Given this backdrop, RDoC-type approaches are motivated by an injunction that should contribute to avoiding arbitrary divisions between bodily medicine and mental health conditions. Such a reading recommends, in fact, reconceiving and not reducing psychopathology as dysfunctions of brain and bodily systems. Progress in diagnosing and treating illnesses is more likely to be achieved by recognizing that beside subjective reports, phenomenological experience, and observable behavior, we have to include other biocognitive data. Integrating such data will bring psychiatry closer to the rest of medicine, in which biotechnological advances already greatly enhanced diagnosing, predicting, and treating of illnesses (Cuthbert & Insel, 2013; White et al., 2012). Thus, instead of criticizing biocognitive approaches on the basis of their alleged reductionist pretensions, the critical evaluation should focus on their potential to deliver the promised practical benefits of better diagnosing, preventing, and treating health issues in psychiatric and forensic sciences.
Conclusion
The study and treatment of antisocial personality disorder and psychopathy is fraught with difficulties that to a significant extent stem from classifications relying on heterogeneous behavioral symptoms. We argued that the prospect of progressing toward more effective treatments depends on recategorizing people falling under these constructs through initiatives that focus on the integration of biological and cognitive information.
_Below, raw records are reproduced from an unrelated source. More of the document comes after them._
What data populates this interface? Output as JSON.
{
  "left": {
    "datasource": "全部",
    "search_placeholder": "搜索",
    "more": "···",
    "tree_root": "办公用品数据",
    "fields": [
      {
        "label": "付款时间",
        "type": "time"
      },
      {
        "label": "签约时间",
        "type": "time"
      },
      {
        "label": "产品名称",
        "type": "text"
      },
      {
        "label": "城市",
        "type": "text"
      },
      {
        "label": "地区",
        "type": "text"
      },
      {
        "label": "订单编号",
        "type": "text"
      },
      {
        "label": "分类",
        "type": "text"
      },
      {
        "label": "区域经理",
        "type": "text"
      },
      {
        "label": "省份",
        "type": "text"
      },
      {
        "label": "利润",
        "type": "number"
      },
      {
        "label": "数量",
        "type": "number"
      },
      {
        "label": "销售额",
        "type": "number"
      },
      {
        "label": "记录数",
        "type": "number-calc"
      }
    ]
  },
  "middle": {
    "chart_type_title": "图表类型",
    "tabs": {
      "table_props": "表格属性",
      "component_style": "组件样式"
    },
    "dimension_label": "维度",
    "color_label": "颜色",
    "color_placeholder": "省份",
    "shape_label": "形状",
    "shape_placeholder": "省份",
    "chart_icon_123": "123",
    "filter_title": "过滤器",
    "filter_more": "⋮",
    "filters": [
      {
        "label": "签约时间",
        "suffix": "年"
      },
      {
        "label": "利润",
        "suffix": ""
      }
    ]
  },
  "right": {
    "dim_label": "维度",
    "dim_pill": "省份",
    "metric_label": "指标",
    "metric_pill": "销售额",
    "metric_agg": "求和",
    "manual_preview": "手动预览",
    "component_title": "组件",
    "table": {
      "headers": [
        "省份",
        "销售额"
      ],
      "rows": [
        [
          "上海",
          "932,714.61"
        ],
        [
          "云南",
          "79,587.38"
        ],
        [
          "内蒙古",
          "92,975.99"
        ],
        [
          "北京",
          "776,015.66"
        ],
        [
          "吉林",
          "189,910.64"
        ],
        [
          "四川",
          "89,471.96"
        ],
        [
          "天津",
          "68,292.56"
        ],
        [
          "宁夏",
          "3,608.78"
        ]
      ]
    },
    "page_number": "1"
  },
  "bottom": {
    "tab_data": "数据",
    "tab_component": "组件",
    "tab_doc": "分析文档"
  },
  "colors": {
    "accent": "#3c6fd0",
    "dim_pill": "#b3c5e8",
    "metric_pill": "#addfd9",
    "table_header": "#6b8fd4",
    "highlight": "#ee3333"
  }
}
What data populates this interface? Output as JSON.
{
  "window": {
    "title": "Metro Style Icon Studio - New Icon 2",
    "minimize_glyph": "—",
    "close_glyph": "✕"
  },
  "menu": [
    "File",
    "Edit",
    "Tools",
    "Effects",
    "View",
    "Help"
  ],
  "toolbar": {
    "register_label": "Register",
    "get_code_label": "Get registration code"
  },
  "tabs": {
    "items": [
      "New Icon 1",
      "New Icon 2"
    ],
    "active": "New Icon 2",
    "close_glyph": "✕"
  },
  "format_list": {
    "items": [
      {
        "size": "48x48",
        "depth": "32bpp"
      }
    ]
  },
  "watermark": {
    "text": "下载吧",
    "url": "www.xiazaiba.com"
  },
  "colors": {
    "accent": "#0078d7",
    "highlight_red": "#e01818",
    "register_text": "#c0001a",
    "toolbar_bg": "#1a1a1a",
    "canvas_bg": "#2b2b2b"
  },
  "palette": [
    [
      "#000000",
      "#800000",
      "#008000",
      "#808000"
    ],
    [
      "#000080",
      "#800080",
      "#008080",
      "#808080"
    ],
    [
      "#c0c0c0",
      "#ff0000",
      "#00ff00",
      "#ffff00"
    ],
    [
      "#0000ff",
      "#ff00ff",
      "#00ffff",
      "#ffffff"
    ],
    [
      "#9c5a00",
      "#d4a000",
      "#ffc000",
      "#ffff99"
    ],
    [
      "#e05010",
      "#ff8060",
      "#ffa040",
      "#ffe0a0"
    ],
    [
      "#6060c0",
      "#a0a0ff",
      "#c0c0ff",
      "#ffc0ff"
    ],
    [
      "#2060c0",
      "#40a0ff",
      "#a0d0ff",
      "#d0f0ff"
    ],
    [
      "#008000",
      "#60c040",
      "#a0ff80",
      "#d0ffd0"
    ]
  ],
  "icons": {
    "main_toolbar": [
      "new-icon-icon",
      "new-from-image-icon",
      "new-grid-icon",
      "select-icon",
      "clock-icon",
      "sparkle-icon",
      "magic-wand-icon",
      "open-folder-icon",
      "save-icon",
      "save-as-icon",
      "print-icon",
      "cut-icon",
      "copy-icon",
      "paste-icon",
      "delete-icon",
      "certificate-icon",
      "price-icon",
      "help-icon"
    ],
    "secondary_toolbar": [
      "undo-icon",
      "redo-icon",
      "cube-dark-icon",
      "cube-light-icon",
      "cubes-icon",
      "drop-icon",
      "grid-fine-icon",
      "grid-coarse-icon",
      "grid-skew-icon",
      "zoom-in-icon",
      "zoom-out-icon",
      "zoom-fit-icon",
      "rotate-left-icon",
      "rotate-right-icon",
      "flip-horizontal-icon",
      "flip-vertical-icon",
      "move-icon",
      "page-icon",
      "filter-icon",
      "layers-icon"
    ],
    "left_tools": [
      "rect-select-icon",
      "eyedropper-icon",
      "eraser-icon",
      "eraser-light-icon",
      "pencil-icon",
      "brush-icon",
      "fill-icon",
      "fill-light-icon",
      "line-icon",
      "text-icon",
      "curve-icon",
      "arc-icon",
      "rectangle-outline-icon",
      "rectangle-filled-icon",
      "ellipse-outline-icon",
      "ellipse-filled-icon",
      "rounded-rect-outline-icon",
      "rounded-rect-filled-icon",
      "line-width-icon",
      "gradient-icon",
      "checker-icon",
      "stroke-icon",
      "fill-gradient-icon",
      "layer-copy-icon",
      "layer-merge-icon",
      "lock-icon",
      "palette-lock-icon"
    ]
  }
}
Such approaches should enable the refinement of old and relatively stable diagnostic categories and the discovery of new categories relevant for psychiatric research and practice. These refined or new categories are intended to reflect more homogeneous groupings of individuals that are suitable for establishing tailored therapeutic interventions. Moreover, we indicated ways in which a proper biocognitive classification of antisocial behavior can go beyond the currently available constructs of RDoC by including the computational level of description to provide better constructs and classifications.
Given that biocognitive approaches put emphasis on cognitive and biological factors in psychiatric nosology, we addressed the question whether they are committed to an illegitimate form of explanatory reductionism. We argued that in its general conception and when applied to research on antisocial behavior, the biocognitive approach is not committed to explanatory reductionism. Moreover, we indicated how this type of approach already shows real promise in devising targeted therapies for ameliorating deficits correlated with different types of antisocial behavior.